Au départ, les autorités syriennes s’étaient efforcées de minimiser la portée des sanctions annoncées le 11 mai. Mais il y a quelques jours, le ministre syrien du Commerce, Ghassan Rifaï, a reconnu leur « impact négatif ».
Selon lui, il ne s’agit pas « d’un bon signe au moment où le pays prône une ouverture économique et veut attirer des investissements ». « L’annonce des sanctions nous a démoralisés et va détériorer le climat des investissements, le commerce, l’industrie et nos transactions financières avec l’étranger », a dit à l’AFP le représentant en Syrie d’une entreprise américaine, sous couvert de l’anonymat.

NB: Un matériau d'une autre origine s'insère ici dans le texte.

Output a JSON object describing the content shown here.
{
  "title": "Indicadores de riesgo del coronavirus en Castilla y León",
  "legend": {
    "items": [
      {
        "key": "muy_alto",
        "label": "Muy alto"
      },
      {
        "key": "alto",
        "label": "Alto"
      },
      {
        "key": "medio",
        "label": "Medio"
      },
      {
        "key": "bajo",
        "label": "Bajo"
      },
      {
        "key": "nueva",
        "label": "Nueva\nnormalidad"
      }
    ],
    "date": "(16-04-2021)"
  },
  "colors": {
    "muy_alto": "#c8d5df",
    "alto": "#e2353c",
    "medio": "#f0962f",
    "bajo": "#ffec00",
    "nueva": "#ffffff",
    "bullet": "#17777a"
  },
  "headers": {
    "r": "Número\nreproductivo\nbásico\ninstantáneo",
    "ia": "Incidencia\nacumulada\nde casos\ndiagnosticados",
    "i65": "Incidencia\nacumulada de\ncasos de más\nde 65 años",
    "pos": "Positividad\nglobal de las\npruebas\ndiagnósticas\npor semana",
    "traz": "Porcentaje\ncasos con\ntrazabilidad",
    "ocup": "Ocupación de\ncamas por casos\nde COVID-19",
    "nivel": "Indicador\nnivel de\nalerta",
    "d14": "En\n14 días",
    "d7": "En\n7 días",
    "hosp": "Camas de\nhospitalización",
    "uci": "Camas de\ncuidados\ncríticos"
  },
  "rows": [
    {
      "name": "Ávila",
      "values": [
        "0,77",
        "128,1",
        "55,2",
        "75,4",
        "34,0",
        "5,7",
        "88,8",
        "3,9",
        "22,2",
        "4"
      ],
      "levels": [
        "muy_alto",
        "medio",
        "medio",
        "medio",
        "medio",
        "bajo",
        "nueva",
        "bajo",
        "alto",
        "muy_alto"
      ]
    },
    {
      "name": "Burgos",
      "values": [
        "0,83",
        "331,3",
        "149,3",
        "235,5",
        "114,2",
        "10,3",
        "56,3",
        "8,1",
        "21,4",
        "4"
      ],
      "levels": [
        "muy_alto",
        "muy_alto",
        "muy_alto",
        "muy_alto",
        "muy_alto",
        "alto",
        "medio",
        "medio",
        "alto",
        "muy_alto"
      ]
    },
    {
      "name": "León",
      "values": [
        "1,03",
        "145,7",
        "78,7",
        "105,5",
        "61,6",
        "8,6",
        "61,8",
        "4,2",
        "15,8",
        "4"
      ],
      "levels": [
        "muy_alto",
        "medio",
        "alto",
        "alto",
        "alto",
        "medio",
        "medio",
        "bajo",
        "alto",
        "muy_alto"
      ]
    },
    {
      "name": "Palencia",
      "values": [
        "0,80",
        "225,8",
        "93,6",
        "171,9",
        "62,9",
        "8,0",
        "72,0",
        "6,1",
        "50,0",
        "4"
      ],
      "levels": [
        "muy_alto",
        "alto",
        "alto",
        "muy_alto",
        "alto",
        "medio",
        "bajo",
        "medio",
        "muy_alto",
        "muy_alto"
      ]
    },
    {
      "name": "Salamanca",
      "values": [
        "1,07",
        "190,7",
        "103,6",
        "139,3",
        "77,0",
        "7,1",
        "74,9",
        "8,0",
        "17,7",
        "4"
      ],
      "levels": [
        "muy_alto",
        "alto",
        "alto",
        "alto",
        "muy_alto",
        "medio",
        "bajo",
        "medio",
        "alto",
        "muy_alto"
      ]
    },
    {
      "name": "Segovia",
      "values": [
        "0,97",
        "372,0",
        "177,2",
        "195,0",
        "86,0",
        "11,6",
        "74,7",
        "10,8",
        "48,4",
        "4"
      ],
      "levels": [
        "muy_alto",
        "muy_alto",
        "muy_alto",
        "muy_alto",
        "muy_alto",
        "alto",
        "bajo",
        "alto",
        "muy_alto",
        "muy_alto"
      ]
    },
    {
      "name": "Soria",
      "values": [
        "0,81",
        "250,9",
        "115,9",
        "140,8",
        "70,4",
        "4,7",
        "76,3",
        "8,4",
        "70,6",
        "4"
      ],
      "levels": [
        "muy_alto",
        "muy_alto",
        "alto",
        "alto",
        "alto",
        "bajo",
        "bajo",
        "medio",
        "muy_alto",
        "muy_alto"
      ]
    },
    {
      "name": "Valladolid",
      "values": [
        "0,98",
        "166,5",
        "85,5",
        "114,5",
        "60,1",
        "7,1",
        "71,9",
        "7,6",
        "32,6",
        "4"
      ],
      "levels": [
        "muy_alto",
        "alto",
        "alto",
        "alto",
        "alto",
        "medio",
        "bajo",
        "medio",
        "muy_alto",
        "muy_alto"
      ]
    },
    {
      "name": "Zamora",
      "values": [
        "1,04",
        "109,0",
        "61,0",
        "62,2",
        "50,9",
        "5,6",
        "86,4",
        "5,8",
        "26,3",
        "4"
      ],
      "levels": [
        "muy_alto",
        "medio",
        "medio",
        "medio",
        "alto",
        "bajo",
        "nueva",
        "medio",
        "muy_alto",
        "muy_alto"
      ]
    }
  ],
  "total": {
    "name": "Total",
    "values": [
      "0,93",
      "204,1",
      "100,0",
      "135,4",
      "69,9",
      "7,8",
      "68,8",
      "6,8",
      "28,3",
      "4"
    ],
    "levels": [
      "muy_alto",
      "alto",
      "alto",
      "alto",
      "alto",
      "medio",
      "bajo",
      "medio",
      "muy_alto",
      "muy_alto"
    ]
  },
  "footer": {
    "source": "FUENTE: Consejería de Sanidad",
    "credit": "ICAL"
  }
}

L’ambassade des Etats-Unis à Damas a réuni, le 21 mai, dans ses murs 150 hommes d’affaires syriens pour leur expliquer les détails des mesures qui interdisent l’importation de produits américains autres que la nourriture et les médicaments, ainsi que celles concernant le gel des avoirs aux Etats-Unis de la Banque commerciale de Syrie, la principale banque nationale. Après cette rencontre, les hommes d’affaires ont pleinement réalisé la gravité des sanctions. « Je crains un manque à gagner et des retards car nous importons des technologies et des biens d’équipements des Etats-Unis », confie un importateur. Selon les chiffres de l’ambassade des Etats-Unis, le volume des échanges commerciaux syro-américains a atteint 473 millions de dollars en 2003, dont 214 d’importation depuis les Etats-Unis, surtout des produits alimentaires.
Selon l’importateur, « les échanges sont en fait plus importants car des commandes sont sous-facturées ». « Selon l’ambassade américaine, les sociétés internationales dans lesquelles la participation américaine est supérieure à 10% sont concernées par les sanctions et l’on ne peut les contourner car tout transit vers la Syrie de produits prohibés est interdit aux pays voisins », explique le représentant d’une entreprise américaine.
Il raconte ses déboires: « Je n’ai pas pu faire entrer en Syrie des biens d’équipements pourtant commandés avant le 11 mai, même par Chypre ». Les sanctions vont influer négativement sur les transactions des importateurs avec l’étranger et sur les avoirs syriens qui seront gelés par le Trésor américain.
Le directeur général de Syrian Arab Airlines, Nachat Nimr, dont la compagnie pourra, sous conditions, continuer à importer des pièces de rechange pour ses Boeing, affirme que les virements de la compagnie en dollars de par le monde pourraient être affectés. Mais selon un ancien responsable syrien, « la Syrie pourra trouver des sources d’approvisionnement de rechange notamment en Asie du sud-est et en Turquie, avec laquelle elle va créer une zone de libre-échange ». « Les entrepreneurs privés éviteront l’Europe –pourtant partenaire privilégié de la Syrie avec laquelle un accord d’association devrait être prochainement signé– car l’euro leur coûtera 20 à 25% plus cher », explique un importateur.
Un système dirigiste est en vigueur en Syrie depuis les nationalisations massives du début des années 1960. Aujourd’hui cependant, le secteur privé représente 60% de l’activité économique, selon le Premier ministre Naji Otri. Mais beaucoup reste à faire pour moderniser le système.
Les sanctions américaines ont pour but de punir la Syrie, accusée de soutenir le terrorisme, de chercher à produire des armes de destruction massive et d’entraver la stabilisation de l’Irak voisin.